Yeni yıla girerken herkesin dilinde benzer cümleler var. Daha iyi bir yıl olsun, daha adil olsun, daha umutlu olsun.
Büyük laflar bunlar.
Ama bazen insan düşünüyor!
Belki de mesele dünyayı kurtarmak değil, çevremizdeki bir öğrenciye el atmak kadar basittir. Çok değil.
Bir kişi. Sessizce, abartmadan.
Çünkü bugün öğrencilik, yalnızca derslere girmekten ibaret değil. Aynı zamanda sürekli olarak bazı şeylerden vazgeçmeyi öğrenmek demek. Önce sinema silinir. Sonra tiyatro. Kahve “gereksiz” olur. Bir arkadaşla yemek “sonra bakarız”a dönüşür. Hayat yavaş yavaş daralır. Ve kimse bunu yoksulluk diye adlandırmaz.
Ama tam da budur.
Sosyolojinin bize yıllardır söylediği bir şey var!
İnsan yalnızca ekonomik olarak değil, kültürel olarak da yoksullaşır.
Yani mesele cebin boşluğu değil sadece hayatla temasın kesilmesidir. Kültürden, ortak deneyimlerden, birlikte gülüp birlikte susulan anlardan uzak kalan insan, zamanla toplumdan da uzaklaşır. İçine kapanır. Görünmez olur.
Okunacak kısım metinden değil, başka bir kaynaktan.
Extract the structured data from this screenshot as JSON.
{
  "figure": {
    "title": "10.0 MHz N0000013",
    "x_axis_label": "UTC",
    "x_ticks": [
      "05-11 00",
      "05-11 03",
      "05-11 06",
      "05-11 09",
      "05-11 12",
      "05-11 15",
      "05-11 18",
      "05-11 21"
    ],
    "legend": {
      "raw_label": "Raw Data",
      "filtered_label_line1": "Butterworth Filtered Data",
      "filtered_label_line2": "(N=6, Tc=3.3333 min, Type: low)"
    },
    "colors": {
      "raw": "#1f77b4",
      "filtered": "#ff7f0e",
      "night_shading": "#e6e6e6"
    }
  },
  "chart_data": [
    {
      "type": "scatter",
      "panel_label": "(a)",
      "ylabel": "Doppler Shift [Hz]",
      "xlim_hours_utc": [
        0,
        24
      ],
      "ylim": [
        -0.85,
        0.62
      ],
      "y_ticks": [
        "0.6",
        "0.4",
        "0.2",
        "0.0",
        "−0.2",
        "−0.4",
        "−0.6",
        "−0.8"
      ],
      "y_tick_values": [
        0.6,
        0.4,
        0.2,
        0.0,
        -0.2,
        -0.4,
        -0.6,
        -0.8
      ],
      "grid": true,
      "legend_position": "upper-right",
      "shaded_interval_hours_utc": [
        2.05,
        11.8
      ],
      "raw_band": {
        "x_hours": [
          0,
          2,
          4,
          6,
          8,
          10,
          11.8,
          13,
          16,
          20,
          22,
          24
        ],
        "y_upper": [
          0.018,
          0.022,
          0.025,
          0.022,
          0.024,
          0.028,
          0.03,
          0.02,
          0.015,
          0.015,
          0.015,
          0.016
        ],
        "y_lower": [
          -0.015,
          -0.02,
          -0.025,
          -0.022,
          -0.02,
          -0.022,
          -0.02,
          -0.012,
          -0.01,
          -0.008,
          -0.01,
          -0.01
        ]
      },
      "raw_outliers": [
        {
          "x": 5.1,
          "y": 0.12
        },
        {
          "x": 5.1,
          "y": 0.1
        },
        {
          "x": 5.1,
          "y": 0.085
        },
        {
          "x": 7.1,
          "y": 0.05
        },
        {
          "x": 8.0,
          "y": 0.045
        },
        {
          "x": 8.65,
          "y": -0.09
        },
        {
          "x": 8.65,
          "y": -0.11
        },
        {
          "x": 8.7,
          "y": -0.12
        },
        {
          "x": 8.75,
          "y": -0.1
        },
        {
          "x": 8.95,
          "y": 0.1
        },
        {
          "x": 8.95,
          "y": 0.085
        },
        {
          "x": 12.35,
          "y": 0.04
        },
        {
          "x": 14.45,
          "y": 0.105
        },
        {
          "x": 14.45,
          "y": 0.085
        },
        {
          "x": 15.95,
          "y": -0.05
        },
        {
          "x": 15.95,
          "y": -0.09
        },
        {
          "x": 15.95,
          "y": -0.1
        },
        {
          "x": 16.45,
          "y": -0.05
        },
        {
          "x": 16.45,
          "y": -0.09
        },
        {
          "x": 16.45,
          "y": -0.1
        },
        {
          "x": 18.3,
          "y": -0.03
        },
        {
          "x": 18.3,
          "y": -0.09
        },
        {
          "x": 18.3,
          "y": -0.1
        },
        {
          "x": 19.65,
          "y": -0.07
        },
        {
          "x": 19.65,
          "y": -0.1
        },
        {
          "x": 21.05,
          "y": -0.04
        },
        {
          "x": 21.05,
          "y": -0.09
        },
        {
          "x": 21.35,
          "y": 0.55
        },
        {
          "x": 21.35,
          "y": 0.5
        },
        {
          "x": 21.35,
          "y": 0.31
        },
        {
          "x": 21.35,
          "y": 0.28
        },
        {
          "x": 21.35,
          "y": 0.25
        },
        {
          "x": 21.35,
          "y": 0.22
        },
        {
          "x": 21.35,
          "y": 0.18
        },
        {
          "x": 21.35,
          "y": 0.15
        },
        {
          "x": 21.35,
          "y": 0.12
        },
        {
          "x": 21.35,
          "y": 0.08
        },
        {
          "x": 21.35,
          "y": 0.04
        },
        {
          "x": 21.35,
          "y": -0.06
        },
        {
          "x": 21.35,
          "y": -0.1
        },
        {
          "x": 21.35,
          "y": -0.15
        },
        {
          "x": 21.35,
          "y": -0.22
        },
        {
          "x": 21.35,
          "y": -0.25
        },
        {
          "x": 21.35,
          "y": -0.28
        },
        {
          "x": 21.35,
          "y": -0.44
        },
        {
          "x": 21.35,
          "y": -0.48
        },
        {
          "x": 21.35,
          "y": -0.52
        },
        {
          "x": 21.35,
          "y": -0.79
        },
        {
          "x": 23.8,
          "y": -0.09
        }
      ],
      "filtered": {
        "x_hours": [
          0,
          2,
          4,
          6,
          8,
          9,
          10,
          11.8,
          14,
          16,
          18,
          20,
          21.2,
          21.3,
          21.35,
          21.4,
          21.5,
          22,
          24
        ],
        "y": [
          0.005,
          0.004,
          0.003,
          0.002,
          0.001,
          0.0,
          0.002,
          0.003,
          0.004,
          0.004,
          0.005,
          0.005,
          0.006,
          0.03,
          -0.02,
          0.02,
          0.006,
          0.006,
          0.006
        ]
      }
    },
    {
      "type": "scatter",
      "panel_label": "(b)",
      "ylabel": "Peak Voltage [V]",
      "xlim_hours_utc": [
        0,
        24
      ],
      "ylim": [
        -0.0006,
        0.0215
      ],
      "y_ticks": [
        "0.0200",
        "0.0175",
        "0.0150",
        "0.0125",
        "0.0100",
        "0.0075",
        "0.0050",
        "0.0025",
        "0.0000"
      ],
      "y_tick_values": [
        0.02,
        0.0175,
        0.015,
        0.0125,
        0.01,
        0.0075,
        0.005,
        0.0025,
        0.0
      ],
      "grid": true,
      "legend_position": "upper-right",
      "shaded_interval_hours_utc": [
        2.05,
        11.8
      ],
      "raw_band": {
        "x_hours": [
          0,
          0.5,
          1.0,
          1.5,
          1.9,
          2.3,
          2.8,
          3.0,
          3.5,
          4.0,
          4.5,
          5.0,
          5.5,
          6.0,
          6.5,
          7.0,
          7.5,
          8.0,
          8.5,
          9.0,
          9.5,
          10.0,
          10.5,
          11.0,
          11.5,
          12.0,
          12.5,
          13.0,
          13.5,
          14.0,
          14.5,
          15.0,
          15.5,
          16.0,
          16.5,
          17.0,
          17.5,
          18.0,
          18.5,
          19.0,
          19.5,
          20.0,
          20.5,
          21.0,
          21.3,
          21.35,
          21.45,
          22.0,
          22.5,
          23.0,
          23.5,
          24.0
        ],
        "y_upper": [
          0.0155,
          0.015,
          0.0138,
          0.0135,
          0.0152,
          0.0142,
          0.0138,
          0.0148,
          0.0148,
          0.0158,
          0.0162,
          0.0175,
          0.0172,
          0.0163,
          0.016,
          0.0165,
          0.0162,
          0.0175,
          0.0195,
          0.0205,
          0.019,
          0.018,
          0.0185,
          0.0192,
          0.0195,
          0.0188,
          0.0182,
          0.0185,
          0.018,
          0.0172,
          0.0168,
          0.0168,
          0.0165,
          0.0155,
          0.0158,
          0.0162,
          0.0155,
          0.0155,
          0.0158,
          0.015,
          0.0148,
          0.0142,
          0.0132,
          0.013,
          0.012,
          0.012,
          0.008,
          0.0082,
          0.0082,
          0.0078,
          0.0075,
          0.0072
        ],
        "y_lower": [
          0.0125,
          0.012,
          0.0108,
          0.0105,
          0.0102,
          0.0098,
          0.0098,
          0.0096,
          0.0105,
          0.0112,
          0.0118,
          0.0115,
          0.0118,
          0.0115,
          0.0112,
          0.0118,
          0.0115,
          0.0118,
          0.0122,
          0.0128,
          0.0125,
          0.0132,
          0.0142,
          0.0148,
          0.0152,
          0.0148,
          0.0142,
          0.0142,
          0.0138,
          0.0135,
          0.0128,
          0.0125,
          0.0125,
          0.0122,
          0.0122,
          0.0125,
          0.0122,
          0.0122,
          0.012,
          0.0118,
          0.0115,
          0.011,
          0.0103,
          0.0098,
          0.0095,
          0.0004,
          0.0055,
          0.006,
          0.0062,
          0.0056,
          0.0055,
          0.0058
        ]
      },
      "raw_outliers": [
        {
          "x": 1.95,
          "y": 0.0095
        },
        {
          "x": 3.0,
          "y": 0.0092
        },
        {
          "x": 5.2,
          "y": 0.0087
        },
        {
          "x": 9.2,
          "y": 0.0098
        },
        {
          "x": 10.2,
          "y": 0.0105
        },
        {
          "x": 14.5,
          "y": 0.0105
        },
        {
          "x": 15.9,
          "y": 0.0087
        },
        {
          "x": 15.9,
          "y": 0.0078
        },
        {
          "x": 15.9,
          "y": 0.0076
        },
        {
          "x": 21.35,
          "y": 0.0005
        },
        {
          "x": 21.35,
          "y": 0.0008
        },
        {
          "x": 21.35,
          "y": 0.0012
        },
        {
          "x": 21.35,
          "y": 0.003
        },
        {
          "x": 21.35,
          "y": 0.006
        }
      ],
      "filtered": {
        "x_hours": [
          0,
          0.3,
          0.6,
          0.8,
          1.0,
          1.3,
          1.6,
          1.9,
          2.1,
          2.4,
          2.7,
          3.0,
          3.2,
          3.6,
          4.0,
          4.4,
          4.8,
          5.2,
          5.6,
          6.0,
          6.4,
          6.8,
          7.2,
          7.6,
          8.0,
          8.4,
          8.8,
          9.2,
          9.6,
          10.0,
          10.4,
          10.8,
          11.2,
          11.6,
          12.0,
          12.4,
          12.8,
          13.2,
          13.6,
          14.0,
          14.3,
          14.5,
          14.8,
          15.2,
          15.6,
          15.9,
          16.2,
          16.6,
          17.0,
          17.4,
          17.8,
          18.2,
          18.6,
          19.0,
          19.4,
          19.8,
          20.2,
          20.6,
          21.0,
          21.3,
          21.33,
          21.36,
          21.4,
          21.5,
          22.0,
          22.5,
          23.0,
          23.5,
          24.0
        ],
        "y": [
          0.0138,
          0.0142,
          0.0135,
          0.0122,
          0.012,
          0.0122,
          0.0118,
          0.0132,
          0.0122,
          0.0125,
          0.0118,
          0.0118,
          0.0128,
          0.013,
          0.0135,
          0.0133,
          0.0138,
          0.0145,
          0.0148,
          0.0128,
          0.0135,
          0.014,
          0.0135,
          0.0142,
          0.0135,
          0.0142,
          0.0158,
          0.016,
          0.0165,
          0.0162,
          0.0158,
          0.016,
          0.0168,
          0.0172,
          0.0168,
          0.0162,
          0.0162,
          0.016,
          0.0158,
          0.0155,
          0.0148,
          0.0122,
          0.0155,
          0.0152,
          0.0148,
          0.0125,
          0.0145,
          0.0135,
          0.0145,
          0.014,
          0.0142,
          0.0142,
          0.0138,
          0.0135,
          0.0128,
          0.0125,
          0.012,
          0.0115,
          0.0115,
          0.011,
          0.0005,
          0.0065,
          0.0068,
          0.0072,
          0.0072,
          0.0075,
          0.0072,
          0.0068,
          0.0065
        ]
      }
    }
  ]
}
Sosyalleşme bursu fikri tam burada anlam kazanıyor. Büyük paralar değil. Ayda bir tiyatro, bir sinema, bir kahve, bir yemek. Hepsi bu. Ama bu küçük çerçeve, bir öğrencinin hayatına “sen de buradasın” duygusunu bırakır. Bu çok şeydir.
Bir tiyatro akşamı, insanın başka hayatlara temas etmesidir. Bir film, dünyaya başka bir yerden bakmayı öğretir. Bir kahve, bazen tek başına oturup nefes almaktır, bazen biriyle uzun bir cümleyi bölmeden dinlemektir. Bir yemek ise sadece doymak değil, paylaşmaktır. Bunlar lüks değil. Bunlar insanın topluma karışma biçimleridir.
Bugün sosyal eşitsizlik, sadece gelir farklarıyla ölçülmüyor. Kimlerin dışarı çıkabildiği, kimlerin kültüre erişebildiği, kimlerin “ben de izledim” diyebildiği üzerinden de derinleşiyor. Sosyalleşemeyen genç, yalnızlaşmıyor sadece, zamanla sesi de kısılıyor. Görüşü de daralıyor. Umudu da.
Sosyalleşme bursu kimseyi zengin etmez. Ama kimseyi eksik hissettirmez.
Ve bazen adalet tam olarak budur. Hayatı yalnızca seyreden değil, içine karışabilen insanlar yetiştirmek.
Yeni yılda belki şunu yapabiliriz…
Çevremizdeki bir öğrenciye el atmak. Büyük paralarla değil. Sessizce, insani bir yerden.
Ona, sadece geçinmesini değil, yaşamasını da mümkün kılacak küçük bir alan açmak.
Çünkü bazen bir yıl, bir kahveyle başlar.
Ve bazen bir hayat, bir sinema biletiyle biraz daha katlanılır hale gelir.